Sanders is present for Bruins games so that if injuries occur, he is the first one to evaluate an injury. He determines whether the player can get off the field or in the case of a more serious injury, whether EMS needs to be called. There is a network of physicians that work with injured BJU Bruins.

The process of rehab for injured athletes sometimes involves outside rehab from a physical therapy clinic. Depending on the extent of their injury, students might just work on rehab with Sanders while others spend some time at a clinic before finishing rehab with Sanders.

Faith Rahn, sophomore Bruins volleyball player, landed wrong during preseason of fall 2019. “I tore six ligaments and tendons and then sprained another one,” she said. This injury prevented her from playing for the rest of the year.

An ACL injury typically takes six to eight months to heal, but for Rahn, it took close to a full year of almost daily therapy. A major injury for an athlete throws off more than just their life on the court. Being on crutches meant that Rahn had to leave a lot earlier to get to classes or other obligations.

A freshman at the time, Rahn did not know anyone coming into the academic year. “Everyone on the team was super supportive and just helping me along the way,” Rahn said.
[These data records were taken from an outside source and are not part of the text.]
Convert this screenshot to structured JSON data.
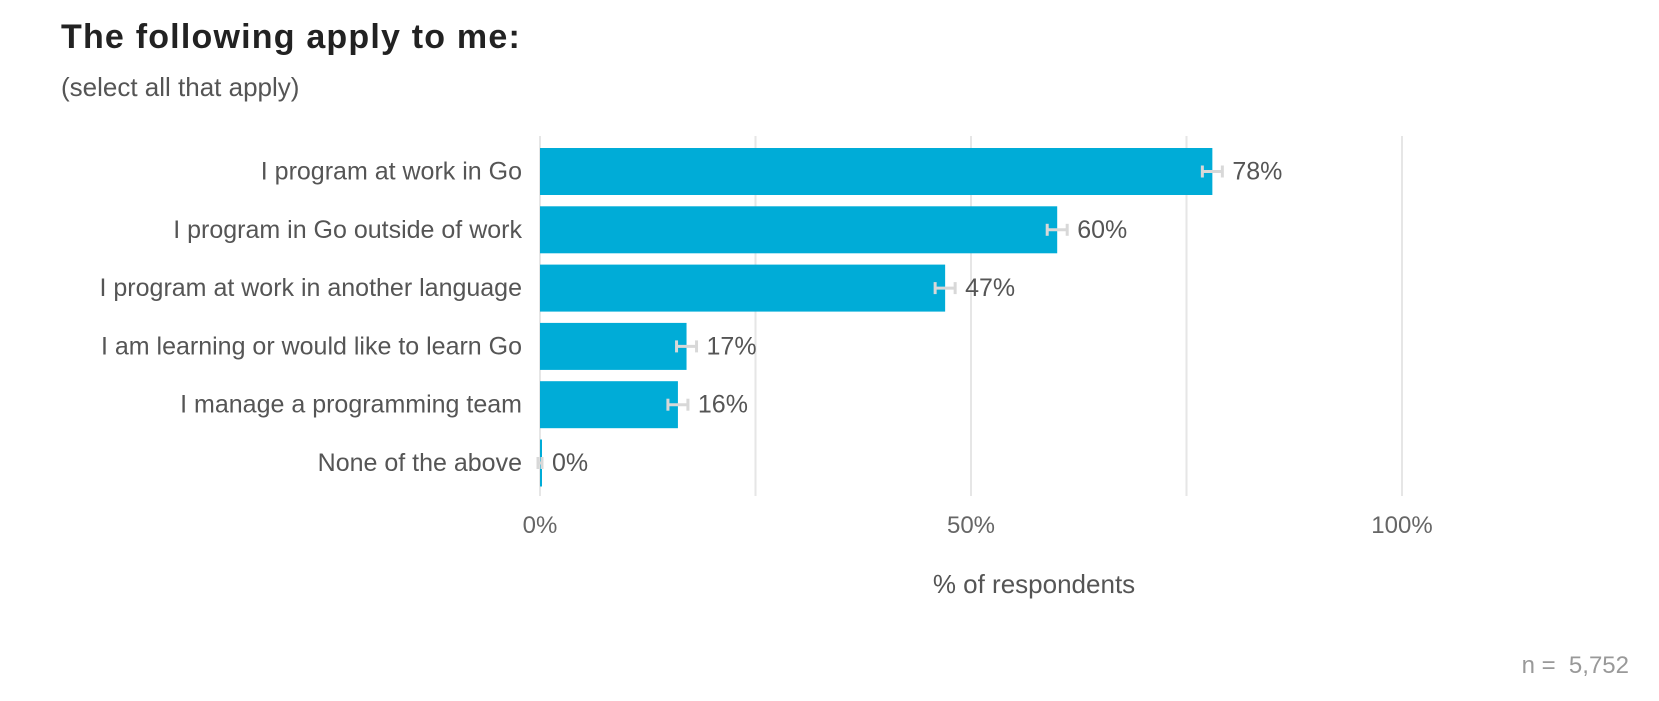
{
  "chart_data": {
    "type": "bar",
    "orientation": "horizontal",
    "title": "The following apply to me:",
    "subtitle": "(select all that apply)",
    "categories": [
      "I program at work in Go",
      "I program in Go outside of work",
      "I program at work in another language",
      "I am learning or would like to learn Go",
      "I manage a programming team",
      "None of the above"
    ],
    "values": [
      78,
      60,
      47,
      17,
      16,
      0
    ],
    "value_labels": [
      "78%",
      "60%",
      "47%",
      "17%",
      "16%",
      "0%"
    ],
    "error_bars": true,
    "xlabel": "% of respondents",
    "xlim": [
      0,
      100
    ],
    "x_ticks": [
      0,
      50,
      100
    ],
    "x_tick_labels": [
      "0%",
      "50%",
      "100%"
    ],
    "grid": true,
    "legend": "none",
    "sample_size": "n =  5,752",
    "colors": {
      "bar": "#00acd7",
      "error_bar": "#d8d8d8",
      "grid": "#e6e6e6"
    }
  }
}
The mental aspect of the injury was more challenging than the physical part for Rahn, but she said she is thankful for the communication and support that came from teammates, coaches and trainers

“[Now], it’s definitely just trying to get used to it all again and playing with a team,” Rahn said. “You need a lot of time to work through that.”

A lot of what Sanders is involved in is the prevention of athlete injuries. Light taping helps prevent injuries. Students stretch and roll out before practices. Women athletes are especially prone to tear their ACLs, so dynamic warmups to stretch out the quads for ACL prevention are often a part of pre-workouts. Each athlete has different needs, so they can tailor the time of stretching to what they need personally.

The volleyball players come 30 minutes early to warm up and stretch before practice.

“We make sure we’re all loosened up so we don’t get injured,” Rahn said. Ankle braces are another preventative measure that volleyball athletes use.

In the case of a strain, the athletic trainer works with the athlete to build muscle strength in that area. “It’s a lot of catching injuries early,” Rahn said.

Another aspect of injury prevention is the ice bath. “Ice baths really help with muscle fatigue and help get rid of the lactic acid that’s inside the body from practice,” Sanders said.

For the more topical recovery of shin splints or ankle sprains, athletes use slush buckets, which are a smaller version of ice baths.

Volleyball players use wraps to ice their shoulders and aid in muscle recovery. “We definitely need ice after practice, and it helps a lot honestly,” Rahn said.